Obscurcissement de la notion de service public car notion complexe et car irruption d’un certain nombre de concepts du droit communautaire, au départ éloignés de la notion de service public mais qui sen rapprochent. La notion de SIEG a intégré des préoccupations du service public à la française. Parle aujourd’hui plus de service d’intérêt général (SIG). Objectif premier des SIG : assurer la cohésion sociale et territoriale de l’Union.
Rappel : Les difficultés de la notion de service public en droit français.
- Crise SPA/ SPIC (créé en 1921, application du droit privé sur le critère de la ressemblance avec une entreprise privée), crise du critère formel ou fonctionnel.

- Crise du critère organique.

Avant les arrêts de principe (bac d’Eloka, CPAM…), utilisation de la concession de service public (eau, chemins de fer…) pour permettre le développement de la France, forme de gestion privée des services publics.

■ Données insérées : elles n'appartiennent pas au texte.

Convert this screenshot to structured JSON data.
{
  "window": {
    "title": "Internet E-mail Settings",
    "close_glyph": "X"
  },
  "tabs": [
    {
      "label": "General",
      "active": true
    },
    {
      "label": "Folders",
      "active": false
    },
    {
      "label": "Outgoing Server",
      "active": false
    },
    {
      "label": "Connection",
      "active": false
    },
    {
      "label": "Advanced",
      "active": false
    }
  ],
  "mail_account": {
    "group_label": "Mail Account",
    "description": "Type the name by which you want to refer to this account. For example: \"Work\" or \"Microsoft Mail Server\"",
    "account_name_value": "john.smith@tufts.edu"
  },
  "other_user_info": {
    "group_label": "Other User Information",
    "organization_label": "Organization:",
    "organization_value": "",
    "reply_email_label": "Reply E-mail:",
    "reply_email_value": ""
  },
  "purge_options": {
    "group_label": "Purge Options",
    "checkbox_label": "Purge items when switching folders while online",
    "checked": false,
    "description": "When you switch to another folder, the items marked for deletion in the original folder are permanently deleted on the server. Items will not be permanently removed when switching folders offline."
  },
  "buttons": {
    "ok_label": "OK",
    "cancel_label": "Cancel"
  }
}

Définition du service public :

« Activité assurée ou assumée par une personne publique en vue de la satisfaction d’un besoin d’intérêt général » (Chapus).

Intérêt général : vise toutes les activités sociétales. A l’origine, on définissait le service public comme une activité d’intérêt général répondant à des besoins essentiels. Notion qui existe toujours en droit communautaire avec le service universel. Elément progressivement occulté en droit français.
Au moment de la distinction SPIC/ SPA, accord sur le caractère relatif de la distinction. Il existe des SPA par nature, (même des services publics constitutionnels). Mais on se pose toujours la question de savoir s’il existe des SPIC par nature. Cette distinction est considérée comme exhaustive : tous les services publics peuvent être classés dans l’un des deux. La catégorie des services publics sociaux n’a existé que pendant peu de temps (sont aujourd’hui classés dans les SPA).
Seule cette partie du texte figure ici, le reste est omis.